O relatório da entidade europeia, EEA na sigla em inglês, divulgado esta sexta-feira, refere que "a poluição do ar de fontes como os transportes ou a agricultura ainda está acima dos limites legais em 10 Estados membros da União Europeia (UE)".

A Alemanha foi o único país que excedeu três das quatro metas, uma para cada poluente com limites fixados, em 2014, ou seja, as emissões de óxido de azoto (NOx), NMVOCs (compostos orgânicos não voláteis) e amoníaco (NH3) foram superiores ao estipulado.

A EEA explica que, com base nos dados recolhidos em cada país, desde 2010, foram 10 os Estados membros que "persistentemente excederam os respetivos tetos de emissões" para NOx, NMVOCs e NH3, poluentes que podem afetar a saúde das populações.

No caso do incumprimento da meta para NOx, a lista é composta pela Áustria, Bélgica, França, Alemanha, Irlanda e Luxemburgo.

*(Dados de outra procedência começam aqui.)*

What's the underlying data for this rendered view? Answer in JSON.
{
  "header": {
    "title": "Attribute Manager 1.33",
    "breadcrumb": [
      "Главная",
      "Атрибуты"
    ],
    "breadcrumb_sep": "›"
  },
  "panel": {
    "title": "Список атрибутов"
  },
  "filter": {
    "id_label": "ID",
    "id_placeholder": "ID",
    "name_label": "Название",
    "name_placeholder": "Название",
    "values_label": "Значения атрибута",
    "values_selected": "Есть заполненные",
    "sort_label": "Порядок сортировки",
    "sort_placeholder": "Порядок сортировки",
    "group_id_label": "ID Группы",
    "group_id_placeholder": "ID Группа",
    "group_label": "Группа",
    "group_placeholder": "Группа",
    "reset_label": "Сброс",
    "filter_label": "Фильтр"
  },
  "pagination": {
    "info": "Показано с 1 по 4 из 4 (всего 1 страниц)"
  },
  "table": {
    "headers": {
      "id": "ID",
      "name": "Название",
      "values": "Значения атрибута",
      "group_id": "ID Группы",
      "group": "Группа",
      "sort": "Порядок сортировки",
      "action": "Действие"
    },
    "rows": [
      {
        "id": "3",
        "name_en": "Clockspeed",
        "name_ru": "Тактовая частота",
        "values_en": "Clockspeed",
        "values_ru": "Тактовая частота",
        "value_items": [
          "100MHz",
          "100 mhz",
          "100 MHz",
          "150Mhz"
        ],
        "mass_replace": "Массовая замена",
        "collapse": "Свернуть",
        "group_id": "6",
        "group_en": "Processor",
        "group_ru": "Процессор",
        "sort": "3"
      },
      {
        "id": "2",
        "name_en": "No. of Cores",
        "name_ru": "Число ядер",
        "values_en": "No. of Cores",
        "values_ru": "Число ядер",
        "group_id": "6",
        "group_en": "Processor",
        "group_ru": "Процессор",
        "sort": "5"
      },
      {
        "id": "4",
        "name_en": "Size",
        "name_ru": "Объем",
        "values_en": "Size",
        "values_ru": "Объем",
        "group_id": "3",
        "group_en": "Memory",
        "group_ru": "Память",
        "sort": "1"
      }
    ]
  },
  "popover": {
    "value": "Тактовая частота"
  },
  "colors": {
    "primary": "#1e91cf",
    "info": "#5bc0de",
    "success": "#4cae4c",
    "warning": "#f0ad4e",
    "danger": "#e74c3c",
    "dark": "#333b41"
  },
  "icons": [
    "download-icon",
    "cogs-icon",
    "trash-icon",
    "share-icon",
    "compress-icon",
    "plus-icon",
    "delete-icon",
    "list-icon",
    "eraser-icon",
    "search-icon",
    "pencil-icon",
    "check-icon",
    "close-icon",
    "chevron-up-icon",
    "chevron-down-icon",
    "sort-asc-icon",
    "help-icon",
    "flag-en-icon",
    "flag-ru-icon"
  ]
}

Dinamarca, Alemanha, Irlanda e Luxemburgo apresentaram emissões de NMVOCs acima dos limites, enquanto que para o NH3 a Irlanda sai deste grupo e entram Áustria, Finlândia, Holanda e Espanha.

No período entre 2010 e 2014, não houve qualquer país a exceder os limites fixados por diretiva comunitária para o dióxido de enxofre (S02).

Além de Portugal, mais 12 países conseguiram ter emissões abaixo dos limites fixados em todos os poluentes.

O poluente NOx está mais relacionado com o tráfego automóvel, enquanto a maior parte (95%) do NH3 tem origem na atividade agrícola, principalmente devido aos fertilizantes e ao tratamento do estrume dos animais.

Altas concentrações de um dos componentes do NOx podem causar a inflamação das vias respiratórias e levar a problemas do sistema respiratório e a doença cardiovascular, recorda a EEA, acrescentando que o NH3 forma partículas nefastas na atomsfera e que ambos os poluentes afetam o equilíbrio os ecossistemas.

A revisão da diretiva dos limites de emissões de poluentes está a ser negociada pelo Parlamento Europeu e pelos Estados membros, um trabalho a decorrer durante a presidência holandesa da UE.

A proposta apresentada pela Comissão Europeia inclui os novos compromissos de redução fixados para 2020 e 2030 para aqueles quatro poluentes, a que se juntam limites para as partículas finas (PM2.5) e o metano (CH4).